From chemistry we know that, when synthesized from achiral compounds, the molecules of alternative chiralities appear in approximately equal proportions (which poses a serious issue when producing medical drugs). Thus, it is quite possible that at the time the first self-replicating molecules emerged, there were ones of both polarities. We can say with high confidence that the chemistry (and thus also physics) prevented them from mixing, so the two forms of life likely existed in parallel.
Evolutionary theory tells us that a genetic diversity is removed from the population for hard probabilistic reasons, with one allele (in this case one polarization) becoming fixed. (See fixation.) Note that this does not require that one allele has an advantage over the other, in what is known as neutral evolution. Indeed, the need for a selective advantage was the early Darwinian belief, but the evolutionary theory has significantly evolved since then - notably in mathematical respect (see, e.g., Gellespie's little book). Now we have good reasons to believe that a significant part of evolution (although definitely not all) is a result of completely random events.
Moreover, modern evolutionary theory claims that all the currently living organisms have descended from a single organism, LUCA (lust universal common anscestor, see Common descent), likely inheriting its chirality.
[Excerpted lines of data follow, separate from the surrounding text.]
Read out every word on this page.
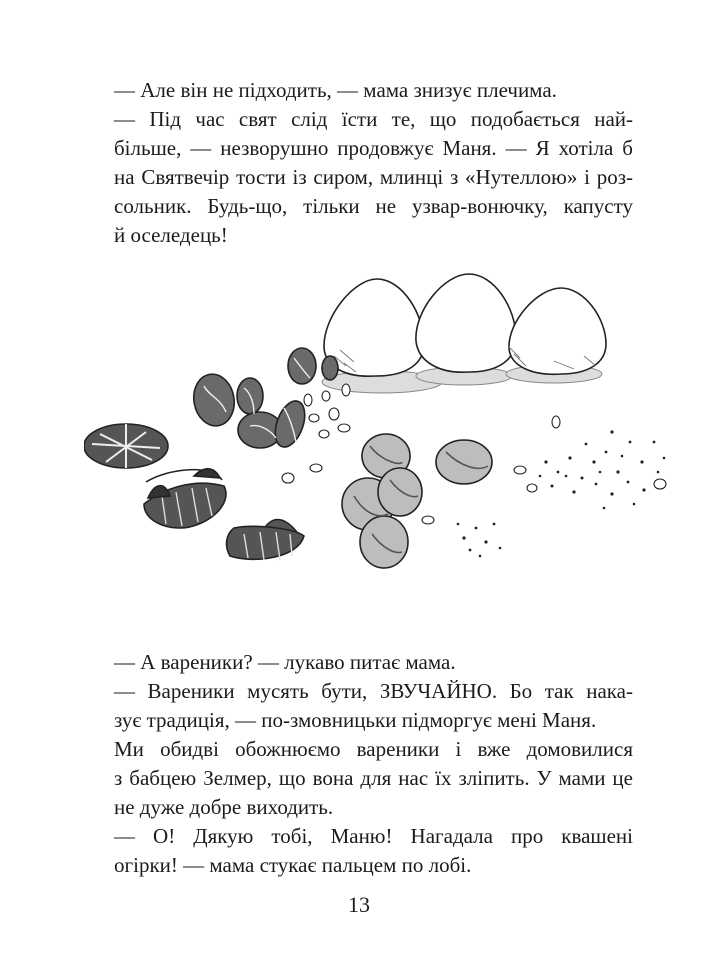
— Але він не підходить, — мама знизує плечима.

— Під час свят слід їсти те, що подобається най-
більше, — незворушно продовжує Маня. — Я хотіла б
на Святвечір тости із сиром, млинці з «Нутеллою» і роз-
сольник. Будь-що, тільки не узвар-вонючку, капусту
й оселедець!

— А вареники? — лукаво питає мама.

— Вареники мусять бути, ЗВУЧАЙНО. Бо так нака-
зує традиція, — по-змовницьки підморгує мені Маня.

Ми обидві обожнюємо вареники і вже домовилися
з бабцею Зелмер, що вона для нас їх зліпить. У мами це
не дуже добре виходить.

— О! Дякую тобі, Маню! Нагадала про квашені
огірки! — мама стукає пальцем по лобі.

13
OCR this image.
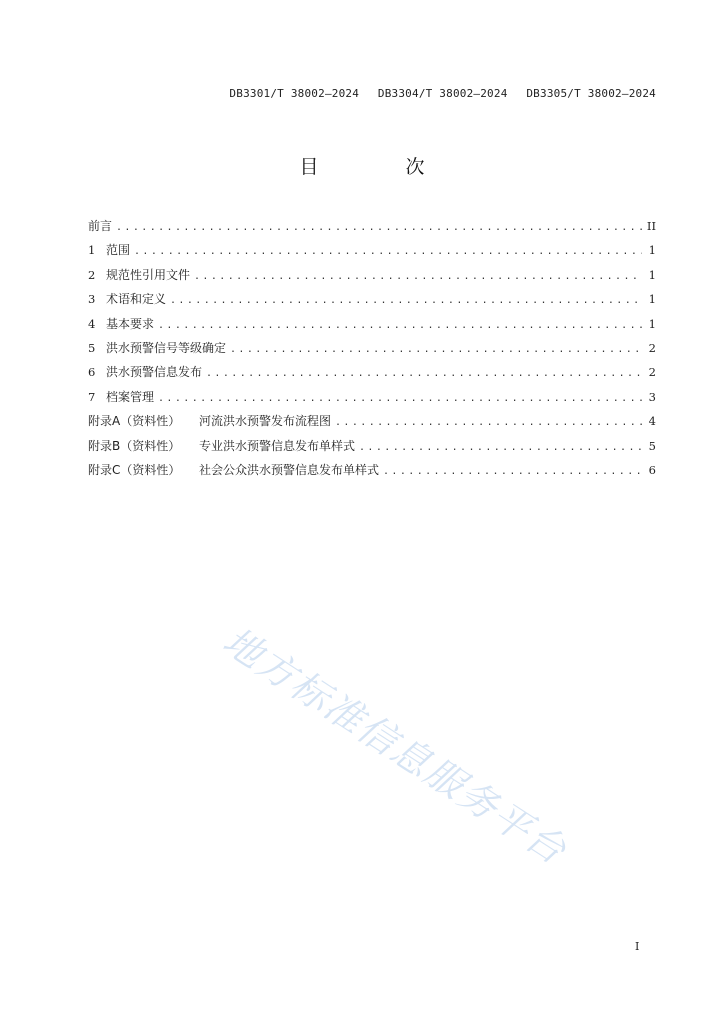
DB3301/T 38002—2024 DB3304/T 38002—2024 DB3305/T 38002—2024
目　次
前言 .....	II
1 范围 .....	1
2 规范性引用文件 .....	1
3 术语和定义 .....	1
4 基本要求 .....	1
5 洪水预警信号等级确定 .....	2
6 洪水预警信息发布 .....	2
7 档案管理 .....	3
附录A（资料性）	河流洪水预警发布流程图 .....	4
附录B（资料性）	专业洪水预警信息发布单样式 .....	5
附录C（资料性）	社会公众洪水预警信息发布单样式 .....	6
地方标准信息服务平台
I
Other idiosyncratic features
As another example of randomness easily understandable to physicists, one could mention the protein folding configurations. All the known proteins fold in about a thousand of possible structures... out of billions available in each protein's phase space. Moreover, these configurations are often identical between the proteins with completely different sequences of amino-acids.
Life as spontaneous symmetry breaking
A more physical (although less biologically concrete) way of looking at this problem is to view life as a result of spontaneous symmetry breaking in non-equilibrium systems (see the article by Anderson and Stein). In this sense the chirality of organic molecules is but one of the many components of the complex order parameter characterizing the "life phase". One could thus say that this breaking of symmetry is indeed an accident... which is a manifestation of the deep physical reason.